L’utilisation du niqab vient raviver les sentiments de peur de l’étranger tout en renforçant le sentiment d’identité nationale. Cela est particulièrement vrai au Québec qui vient tout juste de traverser une campagne intense de désinformation et de propagation de préjugés au travers de la propagande entourant la charte des valeurs proposée par le PQ.

Selon un sondage Léger le port du niqab est l’élément déterminant pour 18% des Québécois, loin devant l’annonce d’une récession ou de surplus budgétaires. La proportion est trois fois plus importante que dans le reste du pays. ( Too close to call)

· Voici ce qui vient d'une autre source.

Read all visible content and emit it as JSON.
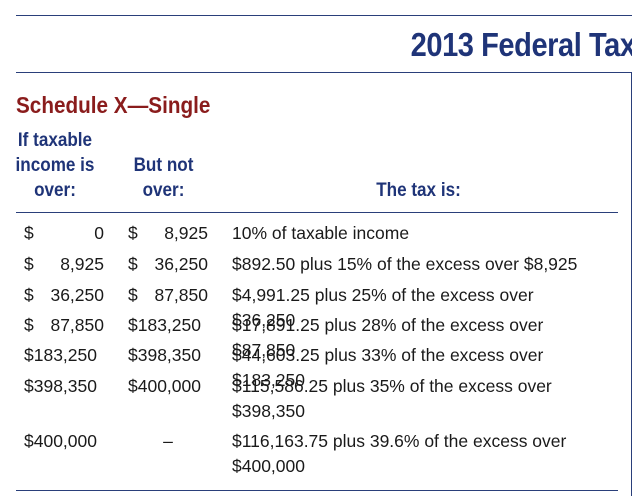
{
  "banner": {
    "title": "2013 Federal Tax"
  },
  "schedule": {
    "title": "Schedule X—Single"
  },
  "headers": {
    "col1": "If taxable\nincome is\nover:",
    "col2": "But not\nover:",
    "col3": "The tax is:"
  },
  "rows": [
    {
      "over_dollar": "$",
      "over_amount": "0",
      "over_full": "",
      "notover_dollar": "$",
      "notover_amount": "8,925",
      "notover_full": "",
      "tax": "10% of taxable income"
    },
    {
      "over_dollar": "$",
      "over_amount": "8,925",
      "over_full": "",
      "notover_dollar": "$",
      "notover_amount": "36,250",
      "notover_full": "",
      "tax": "$892.50 plus 15% of the excess over $8,925"
    },
    {
      "over_dollar": "$",
      "over_amount": "36,250",
      "over_full": "",
      "notover_dollar": "$",
      "notover_amount": "87,850",
      "notover_full": "",
      "tax": "$4,991.25 plus 25% of the excess over $36,250"
    },
    {
      "over_dollar": "$",
      "over_amount": "87,850",
      "over_full": "",
      "notover_dollar": "",
      "notover_amount": "",
      "notover_full": "$183,250",
      "tax": "$17,891.25 plus 28% of the excess over $87,850"
    },
    {
      "over_dollar": "",
      "over_amount": "",
      "over_full": "$183,250",
      "notover_dollar": "",
      "notover_amount": "",
      "notover_full": "$398,350",
      "tax": "$44,603.25 plus 33% of the excess over $183,250"
    },
    {
      "over_dollar": "",
      "over_amount": "",
      "over_full": "$398,350",
      "notover_dollar": "",
      "notover_amount": "",
      "notover_full": "$400,000",
      "tax": "$115,586.25 plus 35% of the excess over $398,350"
    },
    {
      "over_dollar": "",
      "over_amount": "",
      "over_full": "$400,000",
      "notover_dollar": "",
      "notover_amount": "",
      "notover_full": "–",
      "tax": "$116,163.75 plus 39.6% of the excess over $400,000"
    }
  ],
  "colors": {
    "title_blue": "#1f3478",
    "schedule_red": "#8a1c1c",
    "rule": "#2a3f7a"
  }
}
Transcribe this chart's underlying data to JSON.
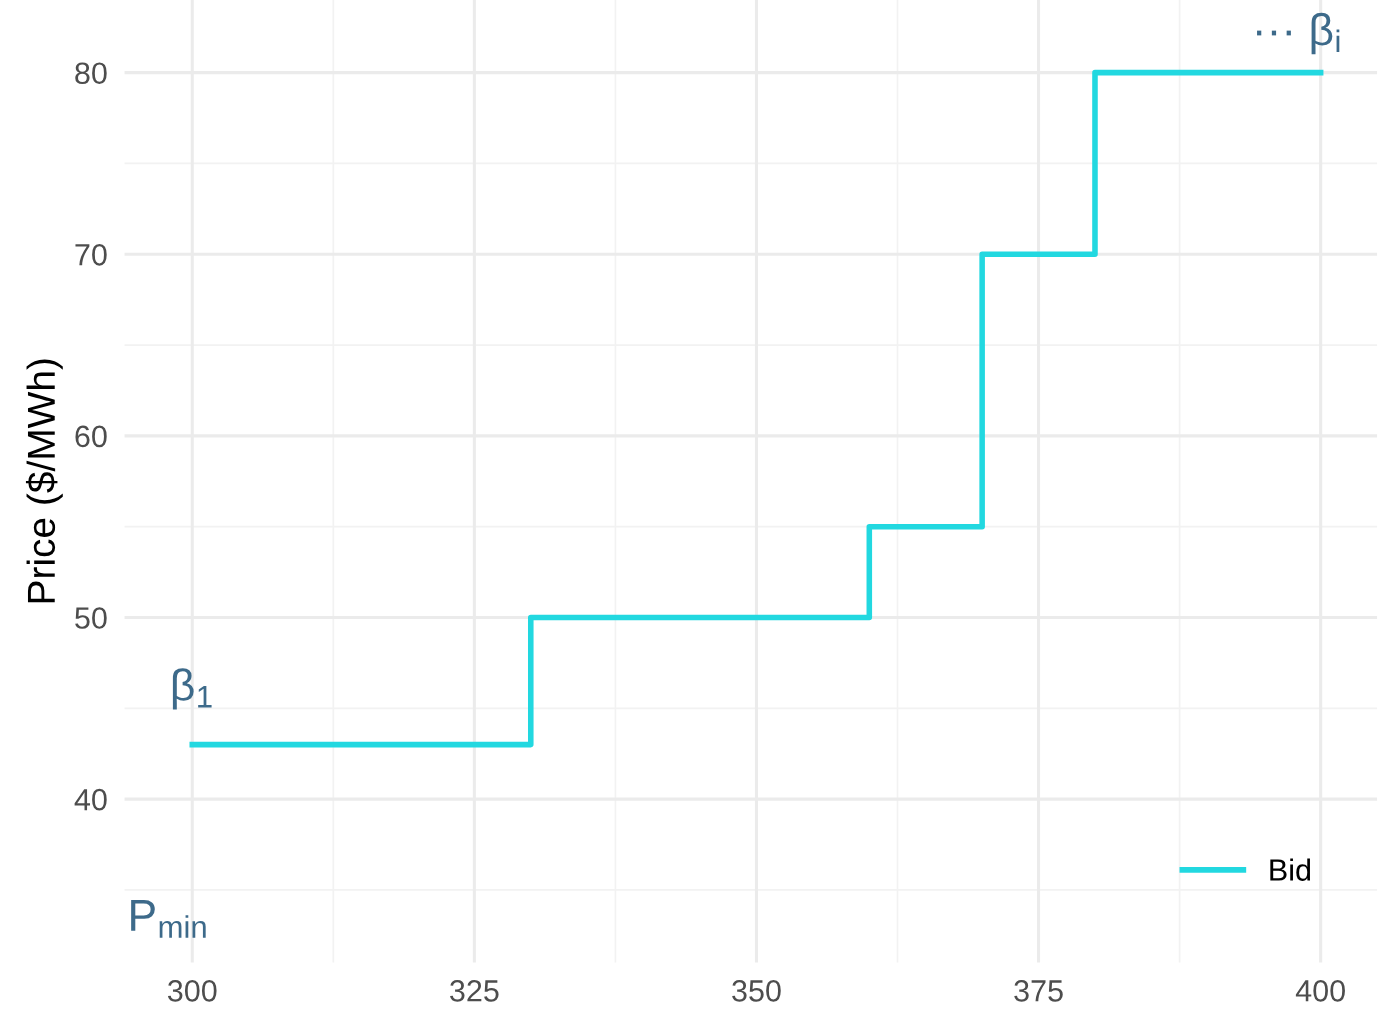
{
  "chart_data": {
    "type": "step",
    "ylabel": "Price ($/MWh)",
    "x": [
      300,
      330,
      360,
      370,
      380,
      400
    ],
    "series": [
      {
        "name": "Bid",
        "color": "#22d8e0",
        "values": [
          43,
          50,
          55,
          70,
          80,
          80
        ]
      }
    ],
    "xlim": [
      294,
      405
    ],
    "xticks": [
      300,
      325,
      350,
      375,
      400
    ],
    "ylim": [
      31,
      84
    ],
    "yticks": [
      40,
      50,
      60,
      70,
      80
    ],
    "grid": true,
    "legend": "bottom right",
    "line_style": "solid",
    "annotations": [
      "β$_{1}$",
      "··· β$_{i}$",
      "P$_{min}$"
    ]
  }
}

Les Conservateurs savaient très bien qu’ une simple « politique » ministérielle ne peut pas contredire un « règlement » adopté par le Conseil des ministres au complet, un simple décret gouvernemental aurait permis de changer le règlement. C’est pour cette raison que la cour d’appel fédérale a pu rendre sa décision sur le banc, elle n’avait pas à se prononcer sur le fond de la question concernant le sens moral du port du niqab lors des séances d’assermentations, mais sur le fait que le gouvernement ne respecte pas sa propre loi.

Gilles Duceppe, politicien expérimenté, sait ça aussi, mais il a décidé de jouer la carte de la peur et cette carte fonctionne à coup sûr. Le journal Voir a mis en ligne un montage d’une série de clips vidéo sur cette question qui donne froid dans le dos. ( Web social, réfugiés et vote voilé : le visage de la peur).

Dans cas présent ce sont les Conservateurs, ceux-là mêmes qui ont orchestré cette fumisterie et qui foulent au pied les droits des femmes et les droits démocratiques qui risquent d’en sortir gagnants.

André Frappier

Militant impliqué dans la solidarité avec le peuple Chilien contre le coup d’état de 1973, son parcours syndical au STTP et à la FTQ durant 35 ans a été marqué par la nécessaire solidarité internationale. Il est impliqué dans la gauche québécoise et canadienne et milite au sein de Québec solidaire depuis sa création. Co-auteur du Printemps des carrés rouges pubié en 2013, il fait partie du comité de rédaction de Presse-toi à gauche et signe une chronique dans la revue Canadian Dimension.